P—¿Cómo ha modificado la visibilidad del libro la situación actual?

R—Si te soy sincera, no creo que mi libro hubiese tenido mucha más visibilidad, yo soy una escritora feminista sin padrinos, madrinas ni ganas de postureo, donde llegue el libro será gracias a personas como tú que no miran para otro lado.



Soy una escritora feminista sin padrinos.


P—Encabezas el poemario con un fragmento contundente de Silvina Ocampo en el que nos adviertes con ella sobre la sutil forma que tiene el sistema de reprimirnos (y asesinarnos). ¿De qué forma la literatura (y la poesía) pueden simbolizar una resistencia colectiva contra el sistema?

R—Para mí es una forma de resistencia fundamental, mi salvación, la manera de agarrarme a la justicia poética encadenada en cada verso, así trato de sostener mi indignación para no caer en la desesperanza.

P«Sucede el día / y un grillete invicto / desarropado se desangra» ¿Cuál es la semilla de este libro libertario?

R—Creo que la semilla está en mi pasado como sindicalista, en mis estudios de politóloga, en mi padre que era un hombre inconformista, en la militancia feminista y en el hecho de ser madre de una niña, eso me ha radicalizado en el mejor sentido de la palabra.

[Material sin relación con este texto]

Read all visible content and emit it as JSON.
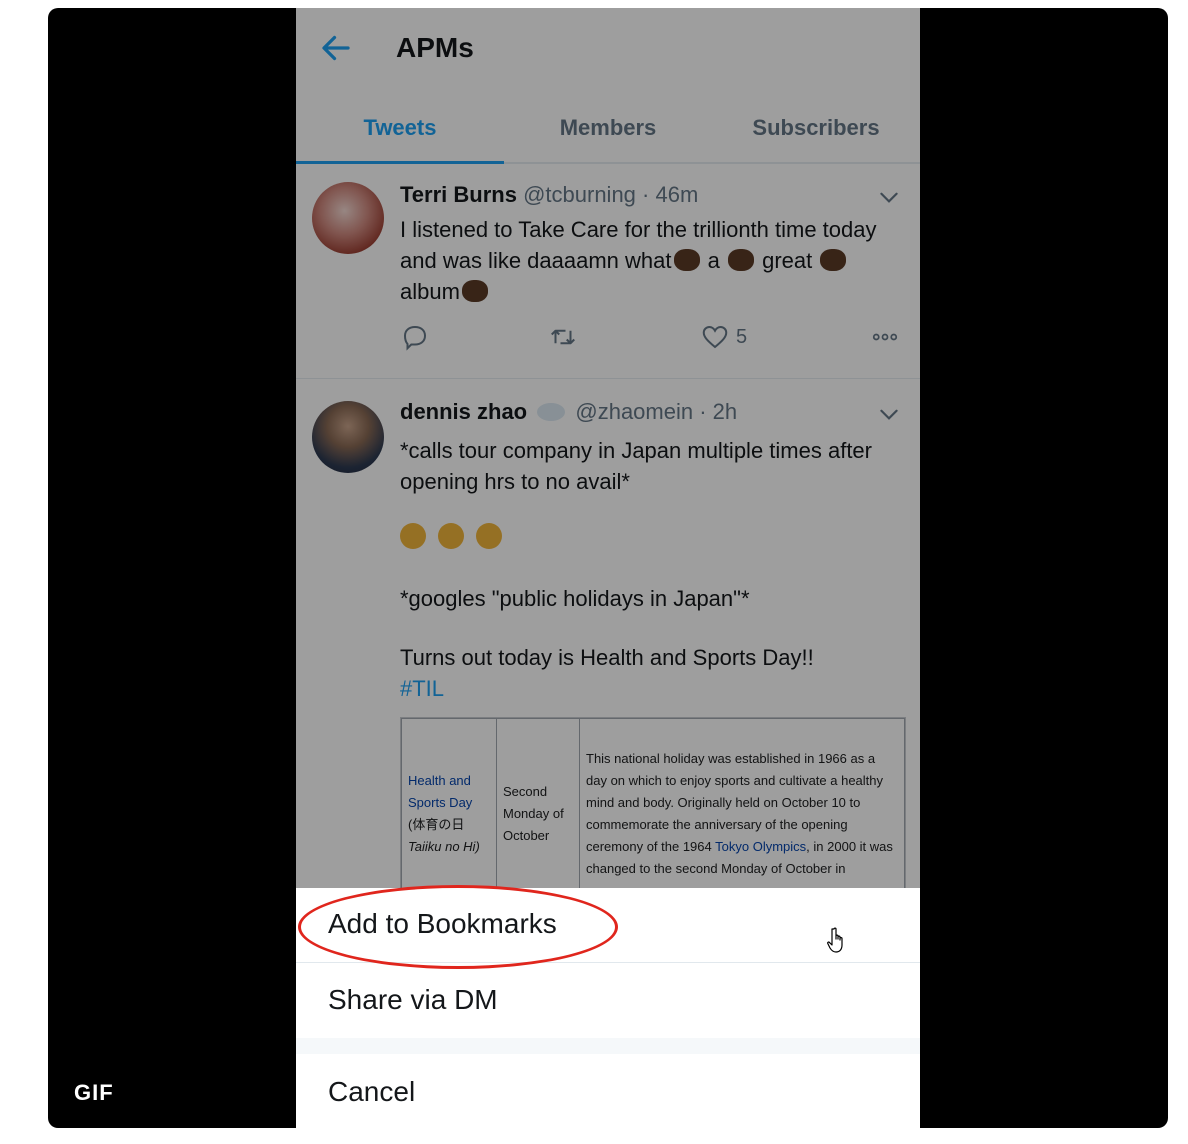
{
  "header": {
    "title": "APMs"
  },
  "tabs": [
    {
      "label": "Tweets",
      "active": true
    },
    {
      "label": "Members",
      "active": false
    },
    {
      "label": "Subscribers",
      "active": false
    }
  ],
  "tweets": [
    {
      "name": "Terri Burns",
      "handle": "@tcburning",
      "time": "· 46m",
      "text_parts": [
        "I listened to Take Care for the trillionth time today and was like daaaamn what",
        "a",
        "great",
        "album"
      ],
      "likes": "5"
    },
    {
      "name": "dennis zhao",
      "handle": "@zhaomein",
      "time": "· 2h",
      "text1": "*calls tour company in Japan multiple times after opening hrs to no avail*",
      "text2": "*googles \"public holidays in Japan\"*",
      "text3": "Turns out today is Health and Sports Day!!",
      "hashtag": "#TIL",
      "wiki": {
        "holiday_line1": "Health and",
        "holiday_line2": "Sports Day",
        "holiday_line3": "(体育の日",
        "holiday_line4": "Taiiku no Hi)",
        "date_line1": "Second",
        "date_line2": "Monday of",
        "date_line3": "October",
        "desc_part1": "This national holiday was established in 1966 as a day on which to enjoy sports and cultivate a healthy mind and body. Originally held on October 10 to commemorate the anniversary of the opening ceremony of the 1964",
        "desc_link": "Tokyo Olympics",
        "desc_part2": ", in 2000 it was changed to the second Monday of October in"
      }
    }
  ],
  "sheet": {
    "items": [
      "Add to Bookmarks",
      "Share via DM",
      "Cancel"
    ]
  },
  "badge": "GIF",
  "colors": {
    "accent": "#1da1f2",
    "highlight": "#e0261d",
    "frame": "#000000"
  }
}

P—¿Por qué Sucede la noche?

R—La noche también es un símbolo de resistencia, la noche como metáfora del refugio del artista, de la oscuridad que precede a la luz.

P—Tengo la sensación, sin embargo, de que tus versos no tocan el día ni la noche, sino que parecen escribirse desde la penumbra de la luz azul, desde ese chispazo del que parece tan posible que surja un fogonazo de luz como un manto de sombra. ¿Tiene esta ambigüedad que ver con tu identidad poética?

R—Sí, esa búsqueda del artista y que se repite en tantas obras literarias, eros y thanatos, el bien y el mal, la luz y la oscuridad, toda esa búsqueda hasta que llega la identidad, llevo más de treinta años escribiendo poesía, pero solo hace 7 años que me considero poeta, me he formado con los y las mejores poetas, he leído buena poesía, he interiorizado mi propia poética y he trabajado muchísimo cada verso, me interesa tanto lo lingüístico, lo formal, como lo político, la forma, el fondo, la cadencia y la musicalidad, el poso, la otra lectura, la reescritura desde el cuerpo, la identidad como ser humano y como mujer.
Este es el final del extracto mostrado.